The word 'liability' hung in the air. He saw it hit home, not as an insult, but as a categorization. Her eyes narrowed. For the first time, her interest seemed to flicker from The Situation and land, squarely and personally, on him.

"Fine," she said, her voice cool. She pulled out her phone. "Give me your number then. Since I'm a liability you're responsible for."

It was a defeat, but it felt like she'd just backed him into a corner he'd built himself. With a grunt, he rattled off his number. Her fingers flew across her screen.

A second later, his phone buzzed in his pocket.

He pulled it out. A message from an unknown number.
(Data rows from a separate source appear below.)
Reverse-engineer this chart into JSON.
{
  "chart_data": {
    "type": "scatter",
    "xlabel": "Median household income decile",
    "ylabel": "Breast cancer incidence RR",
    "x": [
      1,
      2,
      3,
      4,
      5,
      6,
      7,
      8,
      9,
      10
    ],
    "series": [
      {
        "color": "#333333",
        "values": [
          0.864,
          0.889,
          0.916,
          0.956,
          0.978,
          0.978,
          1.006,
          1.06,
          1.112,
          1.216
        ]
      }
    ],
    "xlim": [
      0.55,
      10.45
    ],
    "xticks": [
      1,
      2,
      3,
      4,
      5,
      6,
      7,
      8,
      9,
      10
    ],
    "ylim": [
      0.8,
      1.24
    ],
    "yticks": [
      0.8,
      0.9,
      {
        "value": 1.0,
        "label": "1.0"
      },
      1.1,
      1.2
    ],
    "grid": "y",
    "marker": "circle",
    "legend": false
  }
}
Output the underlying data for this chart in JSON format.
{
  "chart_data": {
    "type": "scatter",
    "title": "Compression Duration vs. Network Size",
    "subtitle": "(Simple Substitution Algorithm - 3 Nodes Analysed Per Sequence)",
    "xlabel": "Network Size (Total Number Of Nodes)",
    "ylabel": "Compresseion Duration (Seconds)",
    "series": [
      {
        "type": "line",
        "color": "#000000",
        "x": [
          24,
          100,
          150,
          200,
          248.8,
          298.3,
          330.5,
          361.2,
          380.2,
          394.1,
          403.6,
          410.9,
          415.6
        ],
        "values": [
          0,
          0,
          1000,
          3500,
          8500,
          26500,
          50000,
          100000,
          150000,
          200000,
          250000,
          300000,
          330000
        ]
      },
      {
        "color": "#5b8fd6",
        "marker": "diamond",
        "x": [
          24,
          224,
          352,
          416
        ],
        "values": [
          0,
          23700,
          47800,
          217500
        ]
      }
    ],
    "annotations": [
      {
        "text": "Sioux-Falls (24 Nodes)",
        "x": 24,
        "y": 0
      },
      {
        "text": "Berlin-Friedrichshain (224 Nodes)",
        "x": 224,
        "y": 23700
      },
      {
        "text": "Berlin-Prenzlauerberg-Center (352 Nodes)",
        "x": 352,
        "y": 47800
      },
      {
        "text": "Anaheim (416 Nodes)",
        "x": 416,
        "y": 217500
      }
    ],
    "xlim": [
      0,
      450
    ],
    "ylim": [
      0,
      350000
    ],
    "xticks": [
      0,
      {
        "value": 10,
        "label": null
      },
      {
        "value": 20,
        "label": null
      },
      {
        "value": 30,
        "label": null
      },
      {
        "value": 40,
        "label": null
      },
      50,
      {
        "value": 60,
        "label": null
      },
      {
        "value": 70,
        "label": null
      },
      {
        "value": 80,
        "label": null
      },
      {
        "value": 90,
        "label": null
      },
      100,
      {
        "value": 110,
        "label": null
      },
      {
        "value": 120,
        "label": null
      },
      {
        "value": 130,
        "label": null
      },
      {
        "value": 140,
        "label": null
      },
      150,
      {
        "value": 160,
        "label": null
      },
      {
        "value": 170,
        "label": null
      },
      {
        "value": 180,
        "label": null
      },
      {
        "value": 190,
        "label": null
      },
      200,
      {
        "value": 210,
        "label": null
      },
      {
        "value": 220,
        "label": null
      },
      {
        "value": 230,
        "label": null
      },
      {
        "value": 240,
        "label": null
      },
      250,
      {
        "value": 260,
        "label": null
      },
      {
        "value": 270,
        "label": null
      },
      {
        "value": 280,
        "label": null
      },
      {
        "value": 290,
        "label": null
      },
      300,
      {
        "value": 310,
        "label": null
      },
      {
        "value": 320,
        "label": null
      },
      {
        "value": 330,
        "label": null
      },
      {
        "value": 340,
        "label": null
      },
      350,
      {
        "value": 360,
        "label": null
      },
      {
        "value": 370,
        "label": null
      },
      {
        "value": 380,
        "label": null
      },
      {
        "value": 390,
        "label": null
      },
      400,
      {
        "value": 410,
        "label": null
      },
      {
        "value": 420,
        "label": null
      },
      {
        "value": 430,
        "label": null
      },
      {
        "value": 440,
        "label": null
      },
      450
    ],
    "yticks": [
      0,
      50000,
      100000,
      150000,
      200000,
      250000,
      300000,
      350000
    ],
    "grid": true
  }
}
It contained a single, perfectly composed sentence:

'Based on observed stress markers, physiological tells, and your established pattern of evasive behavior, the probability of you successfully maintaining this level of non-communication long-term is approximately 3.7%. I look forward to your eventual, inevitable breakdown. :)'

He wondered how did she even type all of this in a second.

He stared at the screen. The sheer, audacious, analytical smugness of it. The smiley face was the final dagger.

He looked from the phone to her face. She wasn't smiling her cute smile. She was wearing a small, knowing, utterly professional smirk. The smirk of someone who had just collected a key data point.

"There," she said, slipping her phone away. "Now we're connected. Have a nice evening, Handler-lite."

She turned and walked away, her ponytail swaying, not toward the usual station, but in a different direction, as if she had other, non-supernatural business to attend to now that today's experiment was concluded.

Kyuusei stood frozen on the sidewalk, the phantom weight of a katana on his back and the very real, crushing weight of a new, inescapable reality on his shoulders. She wasn't just curious about the lore. She was... problem-solving him. And she was terrifyingly good at it.

The worst part? That 3.7% statistic felt wildly, optimistically high.